Daniel in the Critic's Den

By Sir Robert Anderson

Appendices 4


     ACCORDING to the Mishna (treatise Rosh Hathanak), "On the 1st of Nisan is a new year for the computation of the reign of kings and for festivals." To which the Jewish editors of the English translation of the Mishna add this note: "The reign of Jewish kings, whatever the period of accession might be, was always reckoned from the preceding Nisan; so that if; for instance, a Jewish king began to reign in Adar, the following month (Nisan) would be considered as the commencement of the second year of his reign. This rule was observed in all legal contracts, in which the reign of kings was always mentioned." This rule, I may add, will explain what Christian expositors and critics are pleased to call the "errors" in the chronological statements of Scripture as to Jewish regnal years. Full information on the subject of the present Jewish year will be found in Lindo’s Jewish Calendar, and in the Encyc. Brit., 9th ed., article "Hebrew Calendar."

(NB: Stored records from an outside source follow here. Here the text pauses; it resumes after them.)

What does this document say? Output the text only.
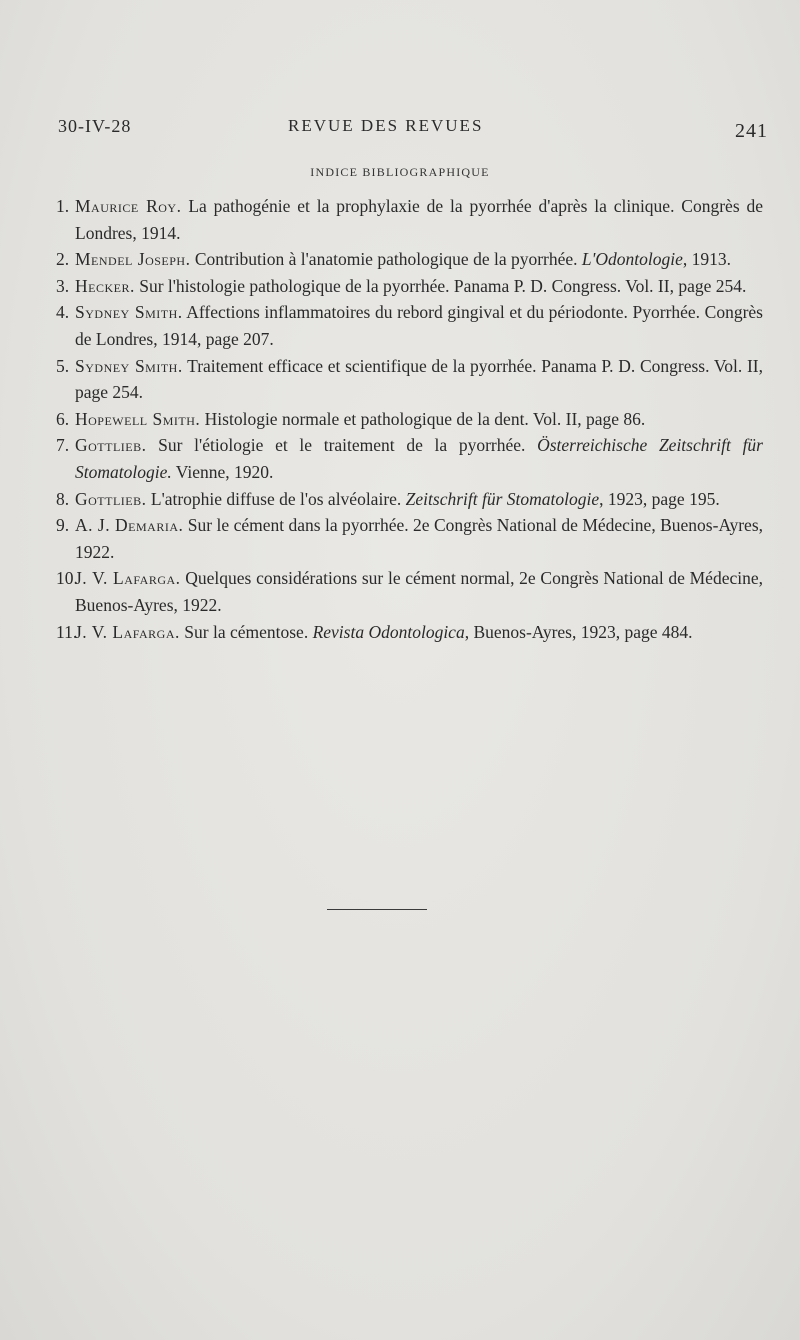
30-IV-28	REVUE DES REVUES	241
INDICE BIBLIOGRAPHIQUE
1. Maurice Roy. La pathogénie et la prophylaxie de la pyorrhée d'après la clinique. Congrès de Londres, 1914.
2. Mendel Joseph. Contribution à l'anatomie pathologique de la pyorrhée. L'Odontologie, 1913.
3. Hecker. Sur l'histologie pathologique de la pyorrhée. Panama P. D. Congress. Vol. II, page 254.
4. Sydney Smith. Affections inflammatoires du rebord gingival et du périodonte. Pyorrhée. Congrès de Londres, 1914, page 207.
5. Sydney Smith. Traitement efficace et scientifique de la pyorrhée. Panama P. D. Congress. Vol. II, page 254.
6. Hopewell Smith. Histologie normale et pathologique de la dent. Vol. II, page 86.
7. Gottlieb. Sur l'étiologie et le traitement de la pyorrhée. Österreichische Zeitschrift für Stomatologie. Vienne, 1920.
8. Gottlieb. L'atrophie diffuse de l'os alvéolaire. Zeitschrift für Stomatologie, 1923, page 195.
9. A. J. Demaria. Sur le cément dans la pyorrhée. 2e Congrès National de Médecine, Buenos-Ayres, 1922.
10.
J. V. Lafarga. Quelques considérations sur le cément normal, 2e Congrès National de Médecine, Buenos-Ayres, 1922.
11.
J. V. Lafarga. Sur la cémentose. Revista Odontologica, Buenos-Ayres, 1923, page 484.
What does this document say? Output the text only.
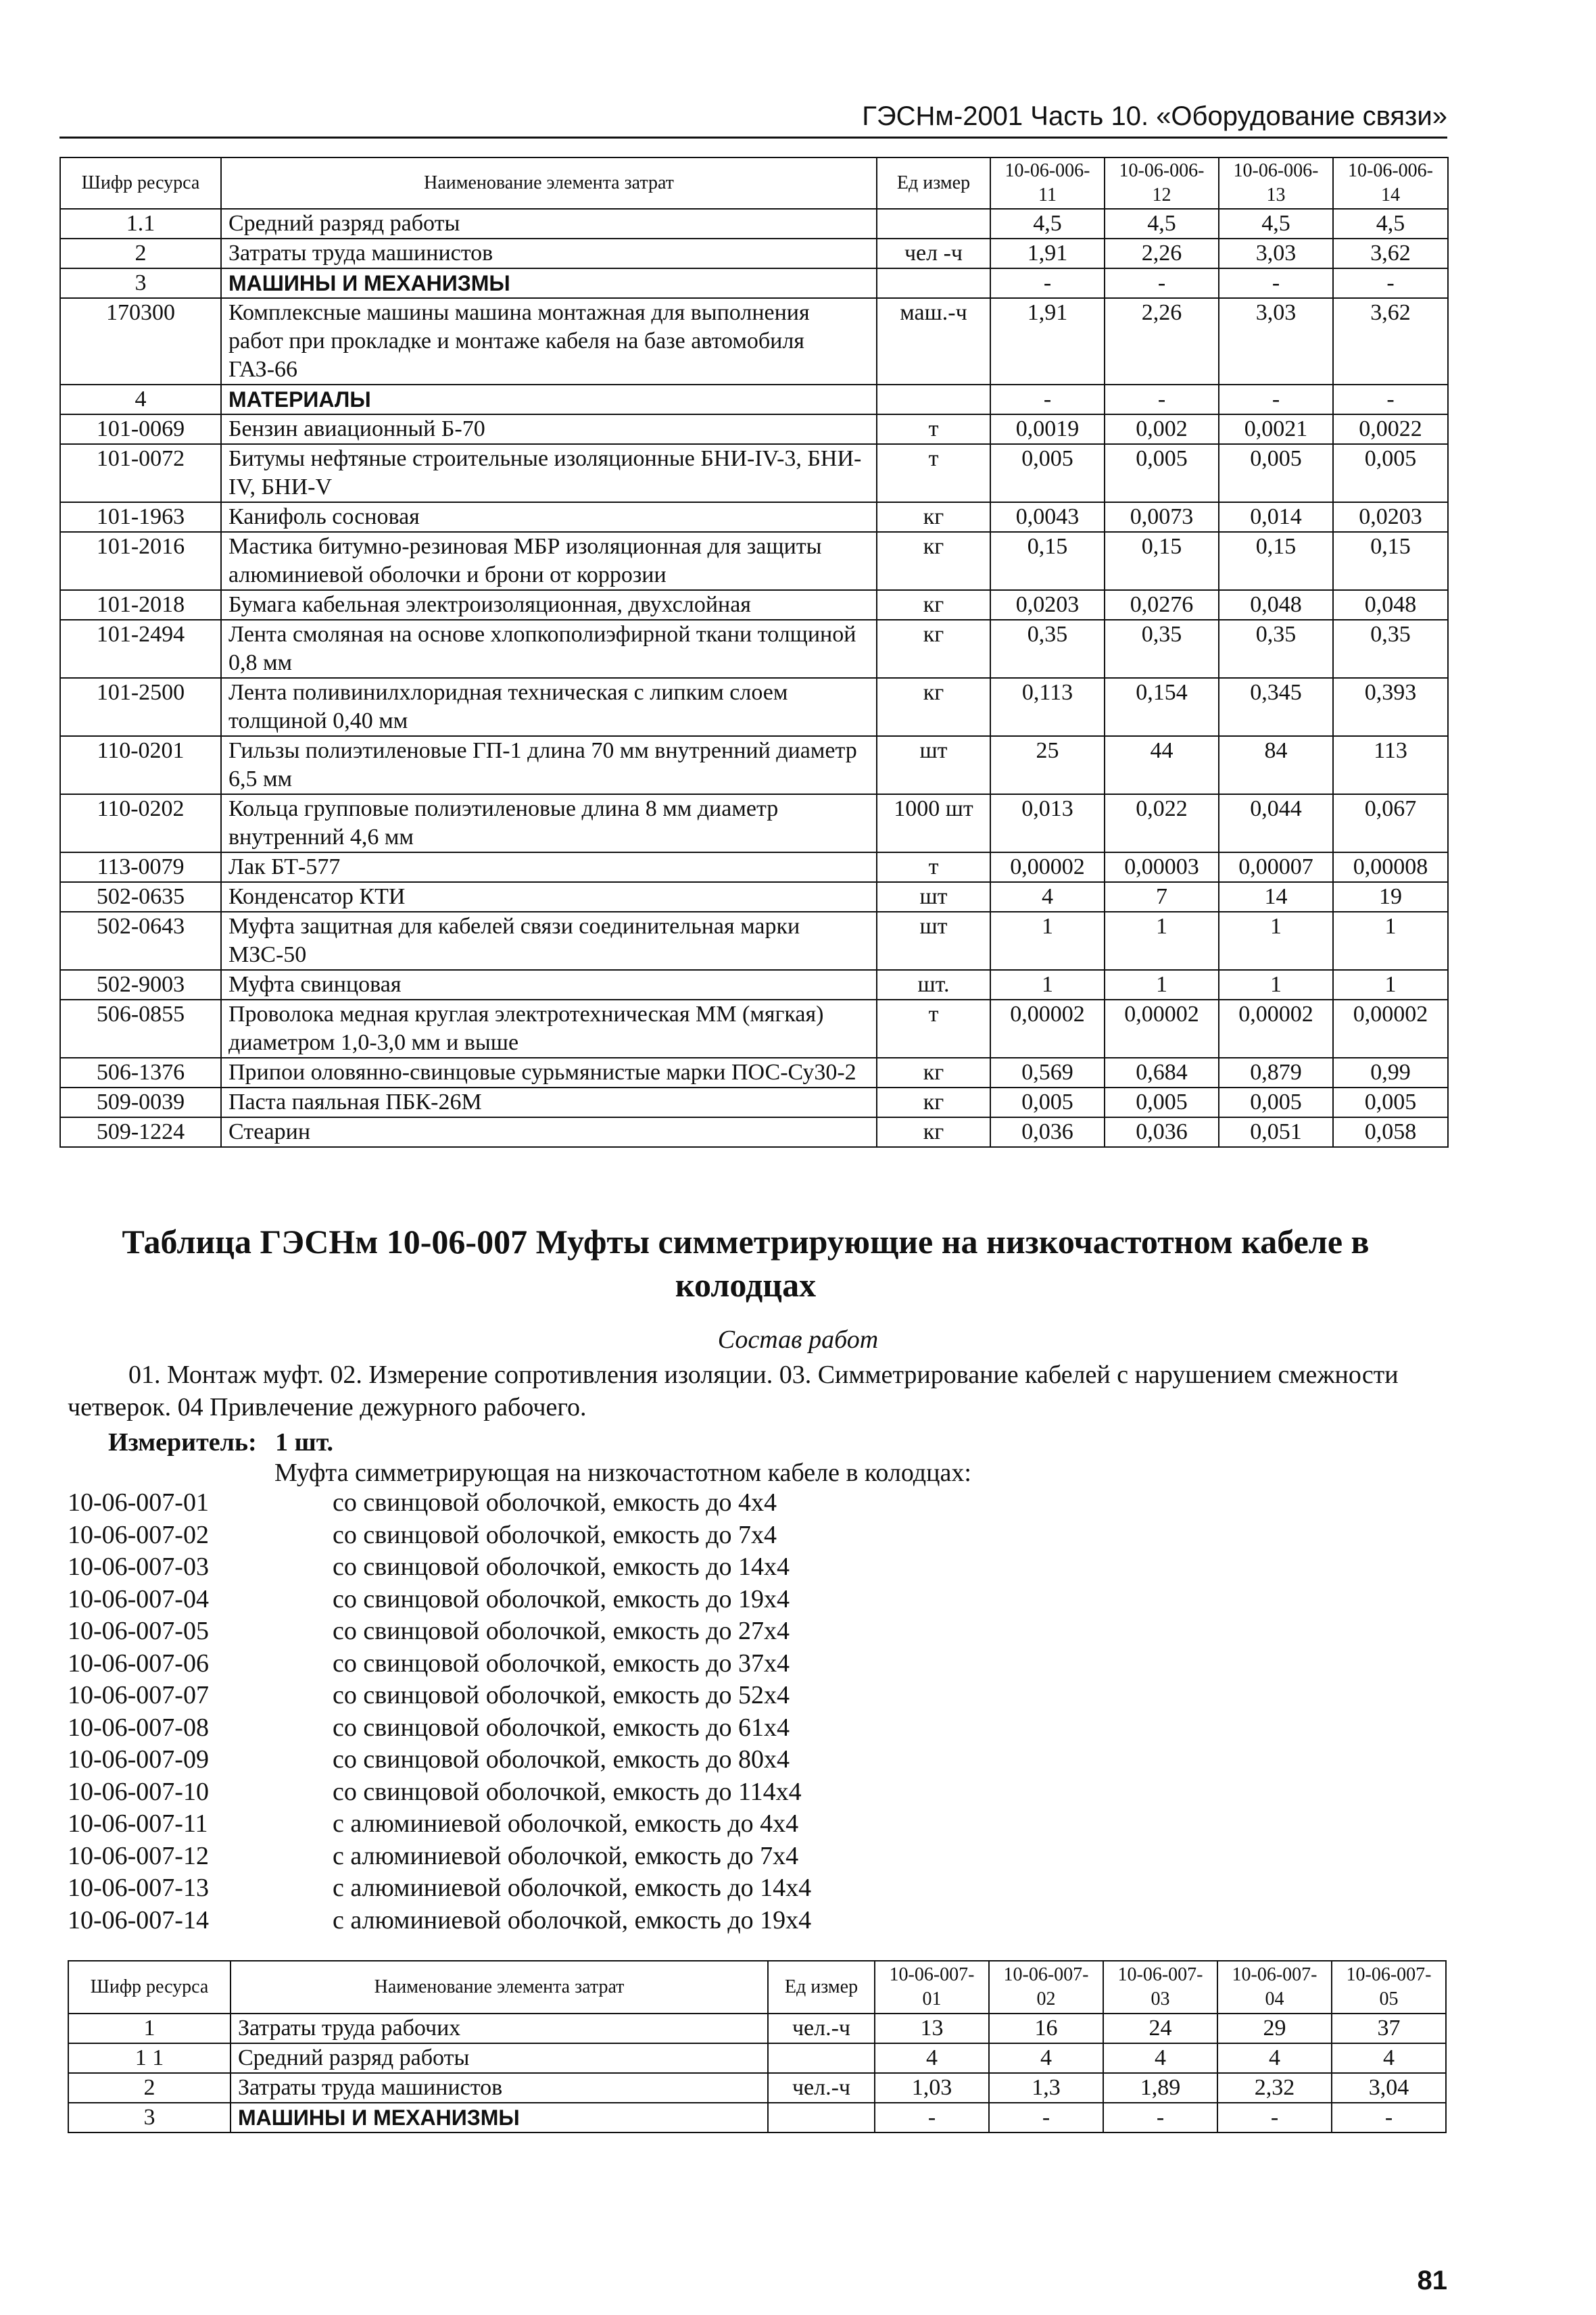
ГЭСНм-2001 Часть 10. «Оборудование связи»
Шифр ресурса	Наименование элемента затрат	Ед измер	10-06-006-11	10-06-006-12	10-06-006-13	10-06-006-14
1.1	Средний разряд работы		4,5	4,5	4,5	4,5
2	Затраты труда машинистов	чел -ч	1,91	2,26	3,03	3,62
3	МАШИНЫ И МЕХАНИЗМЫ		-	-	-	-
170300	Комплексные машины машина монтажная для выполнения работ при прокладке и монтаже кабеля на базе автомобиля ГАЗ-66	маш.-ч	1,91	2,26	3,03	3,62
4	МАТЕРИАЛЫ		-	-	-	-
101-0069	Бензин авиационный Б-70	т	0,0019	0,002	0,0021	0,0022
101-0072	Битумы нефтяные строительные изоляционные БНИ-IV-3, БНИ-IV, БНИ-V	т	0,005	0,005	0,005	0,005
101-1963	Канифоль сосновая	кг	0,0043	0,0073	0,014	0,0203
101-2016	Мастика битумно-резиновая МБР изоляционная для защиты алюминиевой оболочки и брони от коррозии	кг	0,15	0,15	0,15	0,15
101-2018	Бумага кабельная электроизоляционная, двухслойная	кг	0,0203	0,0276	0,048	0,048
101-2494	Лента смоляная на основе хлопкополиэфирной ткани толщиной 0,8 мм	кг	0,35	0,35	0,35	0,35
101-2500	Лента поливинилхлоридная техническая с липким слоем толщиной 0,40 мм	кг	0,113	0,154	0,345	0,393
110-0201	Гильзы полиэтиленовые ГП-1 длина 70 мм внутренний диаметр 6,5 мм	шт	25	44	84	113
110-0202	Кольца групповые полиэтиленовые длина 8 мм диаметр внутренний 4,6 мм	1000 шт	0,013	0,022	0,044	0,067
113-0079	Лак БТ-577	т	0,00002	0,00003	0,00007	0,00008
502-0635	Конденсатор КТИ	шт	4	7	14	19
502-0643	Муфта защитная для кабелей связи соединительная марки МЗС-50	шт	1	1	1	1
502-9003	Муфта свинцовая	шт.	1	1	1	1
506-0855	Проволока медная круглая электротехническая ММ (мягкая) диаметром 1,0-3,0 мм и выше	т	0,00002	0,00002	0,00002	0,00002
506-1376	Припои оловянно-свинцовые сурьмянистые марки ПОС-Су30-2	кг	0,569	0,684	0,879	0,99
509-0039	Паста паяльная ПБК-26М	кг	0,005	0,005	0,005	0,005
509-1224	Стеарин	кг	0,036	0,036	0,051	0,058
Таблица ГЭСНм 10-06-007 Муфты симметрирующие на низкочастотном кабеле в колодцах
Состав работ
01. Монтаж муфт. 02. Измерение сопротивления изоляции. 03. Симметрирование кабелей с нарушением смежности четверок. 04 Привлечение дежурного рабочего.
Измеритель: 1 шт.
Муфта симметрирующая на низкочастотном кабеле в колодцах:
10-06-007-01	со свинцовой оболочкой, емкость до 4х4
10-06-007-02	со свинцовой оболочкой, емкость до 7х4
10-06-007-03	со свинцовой оболочкой, емкость до 14х4
10-06-007-04	со свинцовой оболочкой, емкость до 19х4
10-06-007-05	со свинцовой оболочкой, емкость до 27х4
10-06-007-06	со свинцовой оболочкой, емкость до 37х4
10-06-007-07	со свинцовой оболочкой, емкость до 52х4
10-06-007-08	со свинцовой оболочкой, емкость до 61х4
10-06-007-09	со свинцовой оболочкой, емкость до 80х4
10-06-007-10	со свинцовой оболочкой, емкость до 114х4
10-06-007-11	с алюминиевой оболочкой, емкость до 4х4
10-06-007-12	с алюминиевой оболочкой, емкость до 7х4
10-06-007-13	с алюминиевой оболочкой, емкость до 14х4
10-06-007-14	с алюминиевой оболочкой, емкость до 19х4
Шифр ресурса	Наименование элемента затрат	Ед измер	10-06-007-01	10-06-007-02	10-06-007-03	10-06-007-04	10-06-007-05
1	Затраты труда рабочих	чел.-ч	13	16	24	29	37
1 1	Средний разряд работы		4	4	4	4	4
2	Затраты труда машинистов	чел.-ч	1,03	1,3	1,89	2,32	3,04
3	МАШИНЫ И МЕХАНИЗМЫ		-	-	-	-	-
81
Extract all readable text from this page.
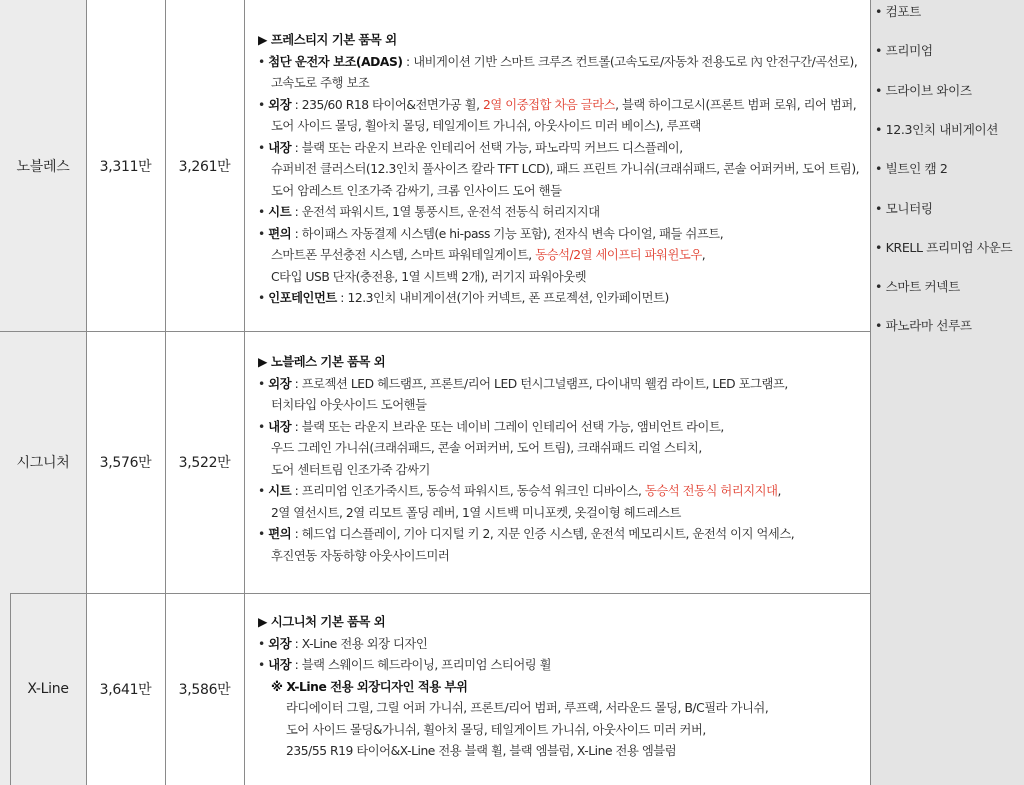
노블레스 3,311만 3,261만
시그니처 3,576만 3,522만
X-Line 3,641만 3,586만
▶ 프레스티지 기본 품목 외
• 첨단 운전자 보조(ADAS) : 내비게이션 기반 스마트 크루즈 컨트롤(고속도로/자동차 전용도로 內 안전구간/곡선로),
고속도로 주행 보조
• 외장 : 235/60 R18 타이어&전면가공 휠, 2열 이중접합 차음 글라스, 블랙 하이그로시(프론트 범퍼 로워, 리어 범퍼,
도어 사이드 몰딩, 휠아치 몰딩, 테일게이트 가니쉬, 아웃사이드 미러 베이스), 루프랙
• 내장 : 블랙 또는 라운지 브라운 인테리어 선택 가능, 파노라믹 커브드 디스플레이,
슈퍼비전 클러스터(12.3인치 풀사이즈 칼라 TFT LCD), 패드 프린트 가니쉬(크래쉬패드, 콘솔 어퍼커버, 도어 트림),
도어 암레스트 인조가죽 감싸기, 크롬 인사이드 도어 핸들
• 시트 : 운전석 파워시트, 1열 통풍시트, 운전석 전동식 허리지지대
• 편의 : 하이패스 자동결제 시스템(e hi-pass 기능 포함), 전자식 변속 다이얼, 패들 쉬프트,
스마트폰 무선충전 시스템, 스마트 파워테일게이트, 동승석/2열 세이프티 파워윈도우,
C타입 USB 단자(충전용, 1열 시트백 2개), 러기지 파워아웃렛
• 인포테인먼트 : 12.3인치 내비게이션(기아 커넥트, 폰 프로젝션, 인카페이먼트)
▶ 노블레스 기본 품목 외
• 외장 : 프로젝션 LED 헤드램프, 프론트/리어 LED 턴시그널램프, 다이내믹 웰컴 라이트, LED 포그램프,
터치타입 아웃사이드 도어핸들
• 내장 : 블랙 또는 라운지 브라운 또는 네이비 그레이 인테리어 선택 가능, 앰비언트 라이트,
우드 그레인 가니쉬(크래쉬패드, 콘솔 어퍼커버, 도어 트림), 크래쉬패드 리얼 스티치,
도어 센터트림 인조가죽 감싸기
• 시트 : 프리미엄 인조가죽시트, 동승석 파워시트, 동승석 워크인 디바이스, 동승석 전동식 허리지지대,
2열 열선시트, 2열 리모트 폴딩 레버, 1열 시트백 미니포켓, 옷걸이형 헤드레스트
• 편의 : 헤드업 디스플레이, 기아 디지털 키 2, 지문 인증 시스템, 운전석 메모리시트, 운전석 이지 억세스,
후진연동 자동하향 아웃사이드미러
▶ 시그니처 기본 품목 외
• 외장 : X-Line 전용 외장 디자인
• 내장 : 블랙 스웨이드 헤드라이닝, 프리미엄 스티어링 휠
※ X-Line 전용 외장디자인 적용 부위
라디에이터 그릴, 그릴 어퍼 가니쉬, 프론트/리어 범퍼, 루프랙, 서라운드 몰딩, B/C필라 가니쉬,
도어 사이드 몰딩&가니쉬, 휠아치 몰딩, 테일게이트 가니쉬, 아웃사이드 미러 커버,
235/55 R19 타이어&X-Line 전용 블랙 휠, 블랙 엠블럼, X-Line 전용 엠블럼
• 컴포트
• 프리미엄
• 드라이브 와이즈
• 12.3인치 내비게이션
• 빌트인 캠 2
• 모니터링
• KRELL 프리미엄 사운드
• 스마트 커넥트
• 파노라마 선루프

     But while their calendar is now settled with astronomical accuracy, it was not so in early times. And nothing is certainly known of the embolismal system then in use, to adjust the lunar to the solar year. But the testimony of the Mishna is definite that the great characteristic of the sacred year, as ordained in the Mosaic age, remained unchanged in Messianic times; namely, it began with the first appearance of the Paschal moon. The Mishna states that the Sanhedrim required the evidence of two competent witnesses that they had seen the new moon. The rules for the journey and examination of the witnesses contemplate the case of their coming from a distance, and being "a night and a day on the road." The proclamation by the Sanhedrim may therefore have been delayed for a day or two after the phasis, and the phasis may sometimes have been delayed till the moon was 1d. 17 h. old. So that the 1st Nisan may sometimes have fallen several days later than the true new moon. (See Clinton, Fasti Rem., vol. ii. p. 240.)

     All writers therefore who, e.g., fix the date of the Crucifixion by assigning it to a year in which the Paschal full moon was on a Friday, are clearly wrong. The elements of doubt are: (i) The time of the phasis; (2) the appearance of the necessary witnesses; (3) the rules to prevent the festivals falling on unsuitable days; and (4) the embolismal system in force, of which we know nothing certainly. The use of the Metonic cycle in settling the Jewish calendar dates only from the fourth century A.D.; and as the old eight years’ cycle was in use among the early Christians for settling Easter, the presumption is that it was borrowed from the Jews. Let me illustrate this by A.D. 32, the year which Scripture itself marks out as the year of the Crucifixion. The true new moon was late on the night (10h. 57m.) of the 29th March. The proclamation of the Sanhedrim therefore would naturally have occurred on the 31st. But, as above explained, it may have been delayed till 1st April; and in that case the 15th Nisan should have fallen on Tuesday the 15th April. But according to the scheme of the eight years’ cycle, the embolismal month was inserted in the 3rd, 6th, and 8th years; and an examination of the calendars from A.D. 22 to 45 will show that A.D. 32 was the 3rd year of such a cycle. And as the difference between the solar year and the lunar is 11.5 days, it would amount in three years to 33.75 days, and the addition of a 13th month (Ve-Adar) of 30 days would leave an epoch still remaining of 3.75 days. And the "ecclesiastical moon" being that much before the real moon, the Passover festival would have fallen on Friday (11th April). 1 have dealt with this question at greater length in The Coming Prince, pp. 99 - 105.